As Gritty As It Gets: The Ashes of Berlin by Luke McCallin

The Ashes of Berlin-smallBerlin, 1947.

The city is in ruins and divided between American, British, French, and Russian sectors. German war veteran and police detective Gregor Reinhardt is trying to reassemble his life but, like his city, it’s been smashed into too many pieces.

Not only does he have to contend with the loss of his family and his home, but also guilt over the war and the politics of a police department in which everyone has a sponsor among one of the occupying powers and geopolitics gets played out in the office.

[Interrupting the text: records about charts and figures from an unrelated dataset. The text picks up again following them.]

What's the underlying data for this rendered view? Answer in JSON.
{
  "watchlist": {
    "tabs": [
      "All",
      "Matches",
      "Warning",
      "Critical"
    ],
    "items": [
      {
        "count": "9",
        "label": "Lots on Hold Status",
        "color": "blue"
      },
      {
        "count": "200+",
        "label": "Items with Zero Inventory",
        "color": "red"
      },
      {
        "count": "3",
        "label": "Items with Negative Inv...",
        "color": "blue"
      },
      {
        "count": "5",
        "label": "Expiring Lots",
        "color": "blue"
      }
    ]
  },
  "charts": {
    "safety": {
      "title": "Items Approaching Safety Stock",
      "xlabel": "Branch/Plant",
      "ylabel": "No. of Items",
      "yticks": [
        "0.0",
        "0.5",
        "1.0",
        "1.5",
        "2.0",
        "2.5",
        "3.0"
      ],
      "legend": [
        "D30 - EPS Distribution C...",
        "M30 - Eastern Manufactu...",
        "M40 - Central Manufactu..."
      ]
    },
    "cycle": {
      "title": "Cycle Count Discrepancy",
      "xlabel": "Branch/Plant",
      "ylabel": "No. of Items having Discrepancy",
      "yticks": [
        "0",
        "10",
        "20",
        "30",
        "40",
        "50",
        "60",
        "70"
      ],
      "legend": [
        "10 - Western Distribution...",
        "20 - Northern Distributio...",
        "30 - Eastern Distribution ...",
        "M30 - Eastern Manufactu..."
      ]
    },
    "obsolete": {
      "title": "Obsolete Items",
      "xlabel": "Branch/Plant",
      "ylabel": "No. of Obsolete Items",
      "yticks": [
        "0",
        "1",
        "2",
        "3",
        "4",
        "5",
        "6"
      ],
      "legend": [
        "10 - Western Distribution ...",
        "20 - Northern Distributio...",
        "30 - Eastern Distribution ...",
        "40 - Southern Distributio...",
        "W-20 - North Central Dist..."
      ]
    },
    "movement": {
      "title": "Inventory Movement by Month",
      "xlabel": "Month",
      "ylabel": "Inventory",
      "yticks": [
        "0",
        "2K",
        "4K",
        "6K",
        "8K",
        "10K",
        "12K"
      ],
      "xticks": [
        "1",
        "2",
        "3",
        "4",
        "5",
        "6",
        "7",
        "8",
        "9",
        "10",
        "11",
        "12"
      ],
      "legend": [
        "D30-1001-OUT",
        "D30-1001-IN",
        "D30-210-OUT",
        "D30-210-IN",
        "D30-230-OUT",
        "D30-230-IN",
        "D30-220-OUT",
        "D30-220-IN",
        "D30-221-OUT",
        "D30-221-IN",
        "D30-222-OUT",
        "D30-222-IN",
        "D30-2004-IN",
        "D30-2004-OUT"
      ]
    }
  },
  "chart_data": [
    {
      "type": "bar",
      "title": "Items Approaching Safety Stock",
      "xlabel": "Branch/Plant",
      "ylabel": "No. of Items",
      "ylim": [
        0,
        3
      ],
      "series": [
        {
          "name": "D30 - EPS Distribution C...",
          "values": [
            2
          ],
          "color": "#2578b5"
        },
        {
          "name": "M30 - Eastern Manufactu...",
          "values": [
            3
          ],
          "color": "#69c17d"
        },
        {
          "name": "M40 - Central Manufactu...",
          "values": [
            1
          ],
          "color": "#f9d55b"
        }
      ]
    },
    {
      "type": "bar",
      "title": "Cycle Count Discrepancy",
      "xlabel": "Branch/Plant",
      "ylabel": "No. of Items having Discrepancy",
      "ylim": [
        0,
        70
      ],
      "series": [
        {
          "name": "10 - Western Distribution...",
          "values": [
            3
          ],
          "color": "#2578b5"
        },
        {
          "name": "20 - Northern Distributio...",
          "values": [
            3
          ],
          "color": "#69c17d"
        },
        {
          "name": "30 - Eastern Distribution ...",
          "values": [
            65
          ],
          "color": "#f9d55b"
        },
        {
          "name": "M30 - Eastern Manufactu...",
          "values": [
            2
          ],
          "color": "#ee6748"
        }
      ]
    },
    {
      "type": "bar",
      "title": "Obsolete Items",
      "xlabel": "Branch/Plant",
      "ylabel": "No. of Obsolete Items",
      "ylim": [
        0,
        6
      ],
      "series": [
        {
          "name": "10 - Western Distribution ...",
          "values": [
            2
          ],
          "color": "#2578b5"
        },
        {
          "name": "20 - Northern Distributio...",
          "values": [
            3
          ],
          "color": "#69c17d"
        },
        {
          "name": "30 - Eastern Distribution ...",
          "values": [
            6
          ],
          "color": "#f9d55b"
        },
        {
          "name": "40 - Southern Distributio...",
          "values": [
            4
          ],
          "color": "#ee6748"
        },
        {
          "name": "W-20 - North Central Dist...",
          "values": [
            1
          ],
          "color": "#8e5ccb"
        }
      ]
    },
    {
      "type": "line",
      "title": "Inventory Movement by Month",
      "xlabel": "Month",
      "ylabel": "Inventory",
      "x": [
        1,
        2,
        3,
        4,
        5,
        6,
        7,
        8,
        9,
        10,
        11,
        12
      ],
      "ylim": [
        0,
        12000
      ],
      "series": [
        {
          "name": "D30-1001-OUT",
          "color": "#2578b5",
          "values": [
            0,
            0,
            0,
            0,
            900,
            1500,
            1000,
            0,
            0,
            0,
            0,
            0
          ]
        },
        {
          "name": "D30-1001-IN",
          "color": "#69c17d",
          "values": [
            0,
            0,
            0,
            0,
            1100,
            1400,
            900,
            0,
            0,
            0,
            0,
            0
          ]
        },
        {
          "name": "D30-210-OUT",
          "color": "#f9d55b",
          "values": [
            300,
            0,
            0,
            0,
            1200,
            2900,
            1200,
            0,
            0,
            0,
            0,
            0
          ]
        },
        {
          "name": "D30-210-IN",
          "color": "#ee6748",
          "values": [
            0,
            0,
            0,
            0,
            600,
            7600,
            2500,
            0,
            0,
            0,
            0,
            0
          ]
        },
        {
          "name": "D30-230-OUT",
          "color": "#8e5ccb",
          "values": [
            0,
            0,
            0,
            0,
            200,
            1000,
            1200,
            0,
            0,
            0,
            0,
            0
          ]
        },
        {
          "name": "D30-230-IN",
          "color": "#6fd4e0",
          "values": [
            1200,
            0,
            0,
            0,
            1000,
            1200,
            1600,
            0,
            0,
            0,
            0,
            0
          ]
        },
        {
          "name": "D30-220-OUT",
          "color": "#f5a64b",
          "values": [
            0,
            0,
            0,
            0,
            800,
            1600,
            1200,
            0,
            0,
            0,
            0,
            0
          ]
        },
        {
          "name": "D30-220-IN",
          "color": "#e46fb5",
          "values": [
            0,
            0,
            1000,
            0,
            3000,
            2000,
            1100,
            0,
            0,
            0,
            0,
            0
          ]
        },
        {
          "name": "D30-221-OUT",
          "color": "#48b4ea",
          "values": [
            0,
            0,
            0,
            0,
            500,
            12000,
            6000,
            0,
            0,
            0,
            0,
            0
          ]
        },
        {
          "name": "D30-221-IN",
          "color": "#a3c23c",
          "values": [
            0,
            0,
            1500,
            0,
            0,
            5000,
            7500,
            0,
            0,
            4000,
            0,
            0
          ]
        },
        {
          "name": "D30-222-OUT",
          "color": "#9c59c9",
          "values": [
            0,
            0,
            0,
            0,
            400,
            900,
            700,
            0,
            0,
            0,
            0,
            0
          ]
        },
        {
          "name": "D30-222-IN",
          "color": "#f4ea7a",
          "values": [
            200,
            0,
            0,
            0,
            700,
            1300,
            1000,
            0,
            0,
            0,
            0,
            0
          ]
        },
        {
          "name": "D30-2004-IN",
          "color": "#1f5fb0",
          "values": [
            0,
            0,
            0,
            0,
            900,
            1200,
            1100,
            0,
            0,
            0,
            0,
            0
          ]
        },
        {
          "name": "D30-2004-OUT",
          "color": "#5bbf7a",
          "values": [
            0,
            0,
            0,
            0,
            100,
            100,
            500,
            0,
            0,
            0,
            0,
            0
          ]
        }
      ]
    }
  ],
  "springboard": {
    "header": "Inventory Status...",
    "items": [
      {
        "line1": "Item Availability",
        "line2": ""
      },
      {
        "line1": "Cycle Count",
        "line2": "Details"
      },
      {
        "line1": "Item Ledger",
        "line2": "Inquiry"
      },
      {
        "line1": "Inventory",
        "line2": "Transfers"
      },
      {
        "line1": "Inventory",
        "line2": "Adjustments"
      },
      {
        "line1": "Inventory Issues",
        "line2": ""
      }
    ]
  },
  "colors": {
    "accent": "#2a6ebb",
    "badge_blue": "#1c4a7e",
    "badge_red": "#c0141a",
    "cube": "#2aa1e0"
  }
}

And now he has a serial murderer on his hands, one who shoves sand or water down his victim’s throats in order to suffocate or drown them. Throw in some unrepentant Nazis and a frighteningly efficient Soviet officer, and Reinhardt is up for a long case.

I found this book by accident while browsing through my local bookshop and it’s the best mystery novel I’ve read all year. McCallin is a master storyteller who evokes the grim, surreal landscape of postwar Berlin.

As he takes us along on Reinhardt’s case, we get to experience the sights, sounds, and even the smells and tastes of a once-proud city trying to dig itself out from disaster. The author has clearly done his homework and we learn all sorts of fascinating details about life for regular Germans after the war and the politics of the four “Allied” powers ruling Germany.